Concerns over the global economic slowdown appear to be gradually receding this year as the global economy is set to muster an acceleration in growth on the back of a strong showing by the Eurozone, the US and China. Nonetheless many observers rightly point to the persistence of the global economy’s fundamental ills that accounted for the slowdown of the past decade, most notably the high levels of inequality within and across countries.
The important point to be made is that this inequality is further compounded by a widening gap across countries in terms of their involvement in economic integration through free trade agreements as well as other types of regional trade and investment alliances. The ones that are most isolated in the process of frenetic creation of a cob-web of economic alliances are the least developed economies as well as developing nations without access to ports and seashore. Hence the paradox, with which the global economy continues to grapple – the economies most in need of economic integration are the ones that are the most left out from regional and global economic alliances and “clubs”.
The way to gauge the “inequality in integration” is to compare the average number of integration agreements per country for the disadvantaged (landlocked economies and those with low levels of income per capita) with the developed economies rest or the rest of the world. So let’s look at the figures – within the category of landlocked economies that does not include the 7 European countries that are members of either EU or EFTA, the average number of Free Trade Agreements (FTAs) reaches just 2,5 (on the basis of the WTO dataset on integration arrangements), while for the rest of the world economy the average is 7,5 (i.e. a 3-fold differential). If other types of economic alliances are counted, then the difference remains sizeable – 4 agreements on average per country for landlocked developing countries and 9 for the rest of the world.
The difference is even more staggering when least developed nations are compared with the advanced economies (according to World bank definition) – the average number of FTAs for the least developed is 0,3 agreements per country, while for the most advanced economies this measure reaches 14,7 (a difference of more than 40 times). If other types of integration arrangements are included into the calculation, then the corresponding figures are 1,6 and 16,8 respectively, leaving a more than 10-fold differential between the two groups of countries.
Another way to assess the problem of inequality in economic integration is to look at the WTO membership – of the 21 observers that are still outside the organization, a third is accounted for by landlocked countries, including the likes of Serbia, Belarus in Europe (the latter of the two is the largest landlocked economy in Europe), Uzbekistan in Asia (the only country separated from the seashore by more than one country), and Ethiopia in Africa (the largest landlocked economy in terms of population).
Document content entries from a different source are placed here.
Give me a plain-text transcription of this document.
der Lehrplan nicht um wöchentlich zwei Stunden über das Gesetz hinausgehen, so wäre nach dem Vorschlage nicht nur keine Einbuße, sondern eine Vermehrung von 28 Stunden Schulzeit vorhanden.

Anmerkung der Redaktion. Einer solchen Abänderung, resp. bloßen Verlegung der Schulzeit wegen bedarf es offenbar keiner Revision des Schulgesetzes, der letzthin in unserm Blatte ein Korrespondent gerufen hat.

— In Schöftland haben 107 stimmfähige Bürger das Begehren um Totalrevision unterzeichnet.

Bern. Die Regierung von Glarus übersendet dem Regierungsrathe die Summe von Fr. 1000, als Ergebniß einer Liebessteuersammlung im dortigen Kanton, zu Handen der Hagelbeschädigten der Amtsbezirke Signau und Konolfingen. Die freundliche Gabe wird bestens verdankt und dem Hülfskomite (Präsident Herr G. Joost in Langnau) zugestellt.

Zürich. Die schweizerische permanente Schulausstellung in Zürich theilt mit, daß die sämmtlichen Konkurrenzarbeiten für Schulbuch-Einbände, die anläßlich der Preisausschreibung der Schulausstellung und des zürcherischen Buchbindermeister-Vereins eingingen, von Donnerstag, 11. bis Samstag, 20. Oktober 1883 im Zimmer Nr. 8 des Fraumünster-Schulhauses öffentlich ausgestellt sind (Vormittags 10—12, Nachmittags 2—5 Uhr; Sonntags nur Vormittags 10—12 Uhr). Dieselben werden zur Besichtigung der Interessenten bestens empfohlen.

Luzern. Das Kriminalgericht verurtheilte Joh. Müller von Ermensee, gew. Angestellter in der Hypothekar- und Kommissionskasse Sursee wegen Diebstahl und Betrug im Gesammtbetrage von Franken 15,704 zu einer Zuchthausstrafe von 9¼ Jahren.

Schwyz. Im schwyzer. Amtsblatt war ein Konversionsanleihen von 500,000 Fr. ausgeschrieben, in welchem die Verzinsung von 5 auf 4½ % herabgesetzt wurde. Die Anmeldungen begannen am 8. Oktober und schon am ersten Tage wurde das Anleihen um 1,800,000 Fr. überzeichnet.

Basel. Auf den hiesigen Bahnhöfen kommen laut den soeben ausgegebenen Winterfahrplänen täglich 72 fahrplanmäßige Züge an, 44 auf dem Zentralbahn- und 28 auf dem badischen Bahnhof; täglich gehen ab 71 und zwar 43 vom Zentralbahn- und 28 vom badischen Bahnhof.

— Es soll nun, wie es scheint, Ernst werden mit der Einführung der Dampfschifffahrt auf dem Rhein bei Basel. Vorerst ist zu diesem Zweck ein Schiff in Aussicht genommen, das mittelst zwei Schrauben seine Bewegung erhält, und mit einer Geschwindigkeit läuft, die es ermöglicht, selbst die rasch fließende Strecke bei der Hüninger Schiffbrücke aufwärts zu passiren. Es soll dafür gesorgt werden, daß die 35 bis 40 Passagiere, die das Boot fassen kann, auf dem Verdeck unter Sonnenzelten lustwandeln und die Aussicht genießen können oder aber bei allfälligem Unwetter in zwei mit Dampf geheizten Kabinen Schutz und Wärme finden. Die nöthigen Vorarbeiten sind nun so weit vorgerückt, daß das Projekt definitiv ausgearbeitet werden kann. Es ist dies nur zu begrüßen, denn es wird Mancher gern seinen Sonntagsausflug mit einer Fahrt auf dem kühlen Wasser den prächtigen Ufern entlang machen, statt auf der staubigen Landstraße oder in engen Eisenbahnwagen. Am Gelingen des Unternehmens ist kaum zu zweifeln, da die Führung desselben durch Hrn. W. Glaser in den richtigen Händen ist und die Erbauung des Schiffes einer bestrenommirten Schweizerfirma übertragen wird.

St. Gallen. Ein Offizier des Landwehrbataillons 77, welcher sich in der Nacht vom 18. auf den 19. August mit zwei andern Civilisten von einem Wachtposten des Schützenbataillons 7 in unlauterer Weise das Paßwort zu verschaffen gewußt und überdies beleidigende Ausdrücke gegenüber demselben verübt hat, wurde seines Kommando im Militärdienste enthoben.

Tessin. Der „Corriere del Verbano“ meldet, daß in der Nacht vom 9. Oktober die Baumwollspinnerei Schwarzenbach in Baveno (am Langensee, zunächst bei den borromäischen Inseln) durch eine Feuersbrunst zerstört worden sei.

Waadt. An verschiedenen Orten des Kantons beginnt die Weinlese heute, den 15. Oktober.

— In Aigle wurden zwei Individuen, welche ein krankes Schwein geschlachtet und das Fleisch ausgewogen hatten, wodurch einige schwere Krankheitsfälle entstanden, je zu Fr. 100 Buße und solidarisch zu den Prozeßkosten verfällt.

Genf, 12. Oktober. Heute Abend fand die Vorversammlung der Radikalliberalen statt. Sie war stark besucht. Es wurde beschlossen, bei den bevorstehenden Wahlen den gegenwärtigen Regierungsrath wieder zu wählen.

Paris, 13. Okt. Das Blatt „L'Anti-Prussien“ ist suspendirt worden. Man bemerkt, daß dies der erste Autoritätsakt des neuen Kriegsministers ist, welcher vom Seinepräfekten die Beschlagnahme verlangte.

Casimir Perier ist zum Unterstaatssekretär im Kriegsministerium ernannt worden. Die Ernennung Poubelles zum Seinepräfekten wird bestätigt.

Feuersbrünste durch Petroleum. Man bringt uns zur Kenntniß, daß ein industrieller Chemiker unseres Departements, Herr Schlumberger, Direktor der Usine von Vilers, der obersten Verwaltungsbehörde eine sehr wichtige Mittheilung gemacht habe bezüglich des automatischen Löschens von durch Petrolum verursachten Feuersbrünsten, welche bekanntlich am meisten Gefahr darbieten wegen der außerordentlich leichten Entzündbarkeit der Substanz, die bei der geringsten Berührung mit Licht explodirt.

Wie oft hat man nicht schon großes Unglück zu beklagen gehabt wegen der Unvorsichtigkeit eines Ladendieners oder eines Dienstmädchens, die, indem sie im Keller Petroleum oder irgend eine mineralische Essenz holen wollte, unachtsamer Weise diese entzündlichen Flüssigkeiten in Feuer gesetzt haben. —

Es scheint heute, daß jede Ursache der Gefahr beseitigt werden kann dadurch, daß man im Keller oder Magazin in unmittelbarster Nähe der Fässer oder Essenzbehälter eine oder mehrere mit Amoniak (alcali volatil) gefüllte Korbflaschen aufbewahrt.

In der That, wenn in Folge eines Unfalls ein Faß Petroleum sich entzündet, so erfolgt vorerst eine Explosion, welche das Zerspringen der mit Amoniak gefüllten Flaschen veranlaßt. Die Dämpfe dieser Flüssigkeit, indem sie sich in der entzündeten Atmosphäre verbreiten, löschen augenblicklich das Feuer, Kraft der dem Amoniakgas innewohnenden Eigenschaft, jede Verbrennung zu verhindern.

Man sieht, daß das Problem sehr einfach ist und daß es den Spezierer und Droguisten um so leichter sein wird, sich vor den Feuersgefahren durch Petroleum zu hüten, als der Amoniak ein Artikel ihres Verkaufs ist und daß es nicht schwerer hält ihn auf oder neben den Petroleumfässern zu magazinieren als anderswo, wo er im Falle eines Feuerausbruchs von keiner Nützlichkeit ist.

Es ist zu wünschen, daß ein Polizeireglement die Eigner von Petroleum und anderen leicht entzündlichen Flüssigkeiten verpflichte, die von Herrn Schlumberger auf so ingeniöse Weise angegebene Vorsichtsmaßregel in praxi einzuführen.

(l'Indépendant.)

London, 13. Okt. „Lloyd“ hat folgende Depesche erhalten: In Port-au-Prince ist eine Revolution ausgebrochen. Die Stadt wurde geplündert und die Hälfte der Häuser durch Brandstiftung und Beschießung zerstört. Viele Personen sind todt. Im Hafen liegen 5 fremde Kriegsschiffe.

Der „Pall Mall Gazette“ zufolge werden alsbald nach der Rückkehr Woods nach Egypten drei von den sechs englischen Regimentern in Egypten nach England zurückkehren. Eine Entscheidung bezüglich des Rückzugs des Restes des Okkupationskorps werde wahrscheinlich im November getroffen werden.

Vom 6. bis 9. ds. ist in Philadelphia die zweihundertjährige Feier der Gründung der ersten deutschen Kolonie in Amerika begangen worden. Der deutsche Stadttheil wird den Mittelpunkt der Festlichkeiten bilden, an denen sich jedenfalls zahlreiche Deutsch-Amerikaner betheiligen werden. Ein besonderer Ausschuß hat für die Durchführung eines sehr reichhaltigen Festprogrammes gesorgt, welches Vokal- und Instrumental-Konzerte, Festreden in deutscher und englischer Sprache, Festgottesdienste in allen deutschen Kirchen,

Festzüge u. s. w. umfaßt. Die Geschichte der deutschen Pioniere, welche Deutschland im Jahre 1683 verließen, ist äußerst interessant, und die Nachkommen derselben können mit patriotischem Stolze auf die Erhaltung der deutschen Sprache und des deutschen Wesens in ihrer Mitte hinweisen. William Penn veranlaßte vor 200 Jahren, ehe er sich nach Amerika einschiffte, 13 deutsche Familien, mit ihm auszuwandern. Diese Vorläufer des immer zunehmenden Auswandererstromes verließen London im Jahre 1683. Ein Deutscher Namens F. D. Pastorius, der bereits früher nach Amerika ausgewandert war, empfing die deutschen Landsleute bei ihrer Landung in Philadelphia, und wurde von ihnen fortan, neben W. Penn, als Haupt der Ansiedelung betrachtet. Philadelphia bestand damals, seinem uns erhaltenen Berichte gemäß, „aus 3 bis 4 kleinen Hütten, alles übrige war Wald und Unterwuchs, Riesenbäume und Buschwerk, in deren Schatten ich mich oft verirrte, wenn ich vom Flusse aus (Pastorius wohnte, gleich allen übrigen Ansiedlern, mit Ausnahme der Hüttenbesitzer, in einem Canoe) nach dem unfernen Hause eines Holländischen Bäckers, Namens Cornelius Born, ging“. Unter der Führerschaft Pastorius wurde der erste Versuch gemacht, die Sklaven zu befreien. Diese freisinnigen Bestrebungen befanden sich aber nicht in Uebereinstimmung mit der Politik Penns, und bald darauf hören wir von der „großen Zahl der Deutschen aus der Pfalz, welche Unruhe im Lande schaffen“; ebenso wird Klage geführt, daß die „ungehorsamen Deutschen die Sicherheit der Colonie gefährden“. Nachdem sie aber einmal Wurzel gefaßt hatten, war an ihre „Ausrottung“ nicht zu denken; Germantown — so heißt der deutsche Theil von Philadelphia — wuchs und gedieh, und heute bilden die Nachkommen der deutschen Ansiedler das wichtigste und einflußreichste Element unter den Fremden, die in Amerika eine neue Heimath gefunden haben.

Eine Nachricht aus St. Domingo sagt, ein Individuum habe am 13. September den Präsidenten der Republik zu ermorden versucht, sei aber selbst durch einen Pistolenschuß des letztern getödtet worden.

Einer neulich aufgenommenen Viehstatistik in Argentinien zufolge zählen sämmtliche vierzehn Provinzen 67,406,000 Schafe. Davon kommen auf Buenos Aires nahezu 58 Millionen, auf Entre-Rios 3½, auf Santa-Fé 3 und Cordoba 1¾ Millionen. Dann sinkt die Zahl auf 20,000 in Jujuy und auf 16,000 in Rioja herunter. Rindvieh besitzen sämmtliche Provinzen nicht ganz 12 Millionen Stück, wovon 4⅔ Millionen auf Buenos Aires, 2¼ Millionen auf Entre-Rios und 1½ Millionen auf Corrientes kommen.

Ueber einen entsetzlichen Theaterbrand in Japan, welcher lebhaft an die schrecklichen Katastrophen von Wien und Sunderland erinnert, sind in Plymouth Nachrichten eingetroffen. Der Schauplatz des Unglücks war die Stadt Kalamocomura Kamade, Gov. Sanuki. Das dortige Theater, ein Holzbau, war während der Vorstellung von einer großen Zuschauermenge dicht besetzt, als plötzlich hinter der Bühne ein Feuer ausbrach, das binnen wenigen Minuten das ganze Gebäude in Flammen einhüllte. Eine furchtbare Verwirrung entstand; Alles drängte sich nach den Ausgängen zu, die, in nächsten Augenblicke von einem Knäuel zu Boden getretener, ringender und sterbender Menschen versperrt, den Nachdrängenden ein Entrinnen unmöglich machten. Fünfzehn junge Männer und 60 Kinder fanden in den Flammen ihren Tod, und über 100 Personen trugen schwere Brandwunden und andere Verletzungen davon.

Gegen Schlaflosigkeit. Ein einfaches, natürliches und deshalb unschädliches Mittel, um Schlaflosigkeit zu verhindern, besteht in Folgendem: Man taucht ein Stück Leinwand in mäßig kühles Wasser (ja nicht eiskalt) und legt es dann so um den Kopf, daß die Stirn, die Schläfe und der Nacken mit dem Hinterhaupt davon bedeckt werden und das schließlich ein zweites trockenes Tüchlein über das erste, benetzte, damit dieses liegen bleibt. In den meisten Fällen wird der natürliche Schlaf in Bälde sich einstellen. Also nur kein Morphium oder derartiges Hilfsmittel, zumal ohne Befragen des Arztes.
Five years ago the presence of landlocked economies was even less significant – their share in the number of WTO observers reached nearly 40% of the total, which compares with a roughly 20% share of the number of landlocked countries in the global economy.
This paradox of global economic integration may be added to a number of anomalies and paradoxes in the global economy along the North-South divide, such as the Lucas paradox, which points to the prevalence of outward investment from developing economies into the developed world contrary to the theoretical constructs that suggest that the direction of the net outward investment flow should be the reverse. To reverse the widening gap between the well-off and the less fortunate economies a different approach to economic integration is needed that is predicated on considerations of sustainability and greater balance across countries. The new paradigm needs to be based on new types of integration arrangements that focus more on issues of connectivity that in turn are paramount for landlocked developing countries.
One such project is the Belt and Road initiative (BRI), which includes more than 30% of all landlocked economies in the world and 75% of landlocked economies in Eurasia. Another such regional integration grouping is the Eurasian Economic Union, in which 4 out of 5 members are landlocked (Kazakhstan being the largest landlocked economy in the world by territory), with Russia having the longest land border in the world. Going forward, one way to add to the economic connectivity of the developing countries is to replicate China’s Eurasian BRI project in other continents via similar infrastructural efforts in Africa and Latin America, with all such continental connectivity projects pursued through the extended BRICS+ framework.